Interventions With Fathers: Adaptations, Technologies, and Strategies
Mounting research continues to reaffirm the contribution of fathers and fathering to child and family well-being as well as the potential for father-related factors to moderate parenting intervention outcomes. Unfortunately, fathers continue to be neglected in child and family interventions and research. Although studies have described the barriers that contribute to the low levels of male participation in parenting interventions, there has been very little empirical exploration and testing of strategies aimed at addressing these barriers. This symposium is organized around four papers describing results from parenting intervention development research designed to empirically examine strategies to increase the engagement of fathers. These interventions target key father and family outcomes including: fathers’ parenting skills, co-parenting, fathers’ support of positive mothering, mothers’ support of positive fathering, and reduction of father-related risk factors that contribute to child behavioral problems and child maltreatment. The four papers included in this symposium are at the forefront of research on the engagement of fathers in parenting interventions.

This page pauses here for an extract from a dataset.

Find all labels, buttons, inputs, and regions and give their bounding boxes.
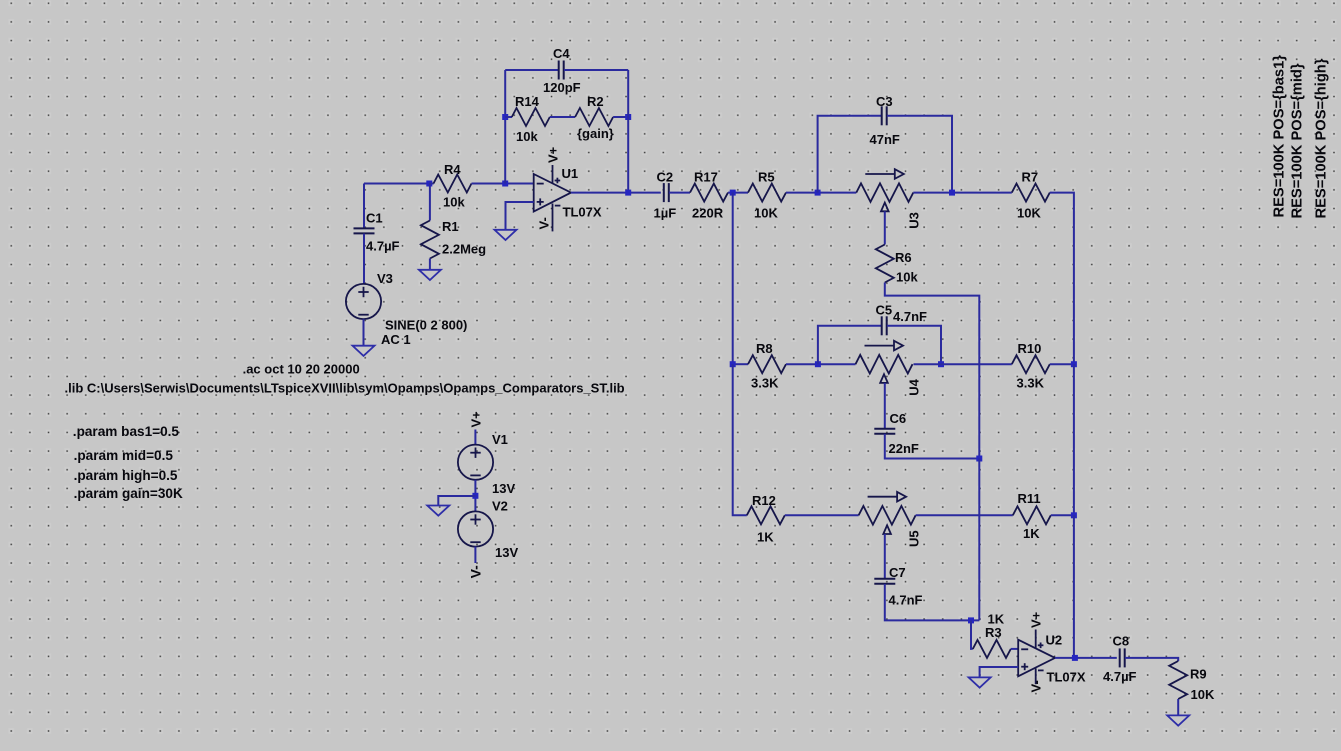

The four papers included in this symposium describe parenting intervention development for two important and underserved populations of fathers: military fathers and low-income racial/ethnic minority fathers. The first paper describes the unique challenges experienced by military fathers and their perspectives on parenting needs and motivations to inform interventions using focus group data. The second paper is also focused on military fathers. It provides an overview of the development of innovative parenting education technology that was informed and tested by fathers. The third paper is describes the development and empirical testing of strategies to engage African American fathers in an adapted evidence-based parent training program. Using experimental pilot study data, outcomes focused on changes in parenting behaviors of fathers are presented. The fourth paper describes a father involvement enhancement intervention that is designed to engage fathers in home visiting services. Intervention outcomes based on a quasi-experimental study design are presented including novel audio technology tool that captures parent-child interactions in the home.
Common themes emerge across the studies including fathers’ motivations to engage in and benefit from parenting interventions, the impact of service systems on engagement of fathers in child and family services, creative methods for serving fathers and measuring fathering, as well as issues related to co-parenting and addressing relationships with the mothers of their children. In addition to highlighting these common threads across study findings, another strength of this symposium includes the presentation of data collected directly from fathers, which has been a limitation of many prior studies. Other contributions include the examination of a variety of child and family service system contexts and a mix of quantitative and qualitative methodological approaches.
These projects represent the cutting edge of research in this nascent and challenging area of study. Collectively they advance knowledge of the service needs of fathers beyond descriptions of barriers to fathers’ engagement in parenting interventions and often repeated, but rarely tested engagement and adaptation strategies. The promising methodologies and interventions presented here will guide future research and intervention development in the field.